## I. Introduction

Expected value is a statistical concept that helps us make informed decisions by calculating the probability of an event and multiplying it by its potential outcome. Through this article, we will explore how to calculate expected value and its practical application in real life scenarios. The article is divided into different sections so that readers can easily follow and understand the concepts.

## II. Walkthrough of How to Calculate Expected Value with Examples

Expected value is the sum of the outcomes of a given event multiplied by the probability of each outcome. For example, suppose a coin is tossed, and we win $10 if it lands heads up and lose $5 if it lands tails up. The probability of winning $10 is 0.5, and the probability of losing $5 is also 0.5.

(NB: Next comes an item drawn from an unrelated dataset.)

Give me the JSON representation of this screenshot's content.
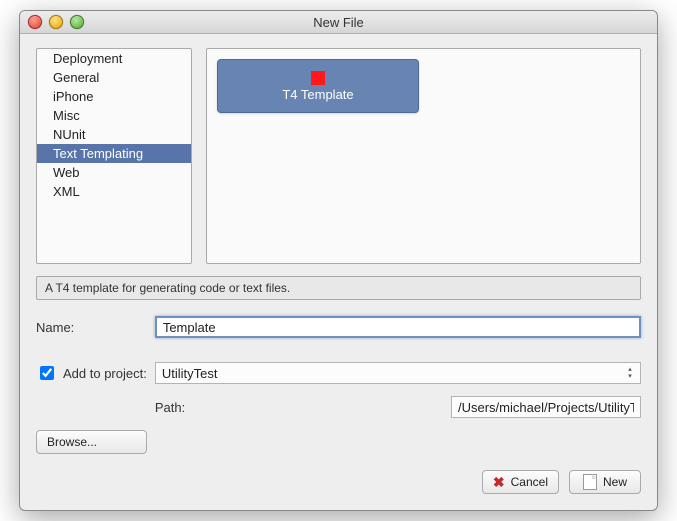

To calculate the expected value, we multiply each outcome by its probability and add them together. In this scenario, the expected value is: (0.5 x $10) + (0.5 x -$5) = $2.5. This means that, in the long run, we can expect to win $2.5 every time we play this game.

## III. Advantages and Limitations of Expected Value

The expected value model has numerous benefits. For instance, it can provide a more accurate outcome of future events, enabling us to make informed decisions. However, the model has its limitations, such as its dependence on probability and lack of consideration for external factors influencing an event’s outcome. For example, suppose a company wants to calculate the expected value of a new product launch’s potential profit, and it relies solely on the model’s calculations. In that case, it might not consider factors such as competition and market trends, leading to inaccurate predictions.

## IV. Expected Value Calculations in Real Life

The expected value model can be helpful in various real-life scenarios. For example, in gambling, we can calculate the expected value of a game to determine if it’s profitable or not. Similarly, in insurance, expected value can help insurance companies make better decisions regarding coverage and pricing. In investments, we can use expected value to assess the potential return on investment. Finally, in online shopping, expected value can help us compare prices and choose the best deal.

## V. Expected Value vs Average Value

The average value is the sum of all the outcomes divided by the number of outcomes. Expected value takes probability into consideration while calculating the outcome. For example, suppose a worker earns $10 per hour and has a 50% chance of getting a $5 bonus. The average value of their hourly rate would be $10.5. However, the expected value would be: (0.5 x $15) + (0.5 x $10) = $12.5. Expected value considers the probability of each outcome occurring.

## VI. A Beginner’s Guide to Expected Value

The expected value model is a powerful tool that can be used to make better decisions. It involves multiplying the potential outcome of an event by its probability to arrive at an estimated outcome. We can use this model in various fields such as finance, business, engineering, and healthcare to make informed decisions.

## VII. How to Apply Expected Value to Decision-Making

Expected value can be used to make informed decisions in various fields. For example, in finance, expected value can help determine the potential return of investments. In business, it can be used to calculate the expected profit for a new product launch. In engineering, expected value can help evaluate the potential risk of a project. In healthcare, expected value can be used to determine the best treatment options for patients.

## VIII. Conclusion

Expected value is an essential statistical concept that can help us make better decisions in various fields. It involves calculating the probability of an outcome and multiplying it by its potential outcome. The expected value model can be useful in gambling, insurance, investments, and online shopping. Although the model has its limitations, its benefits make it an essential tool for decision-making.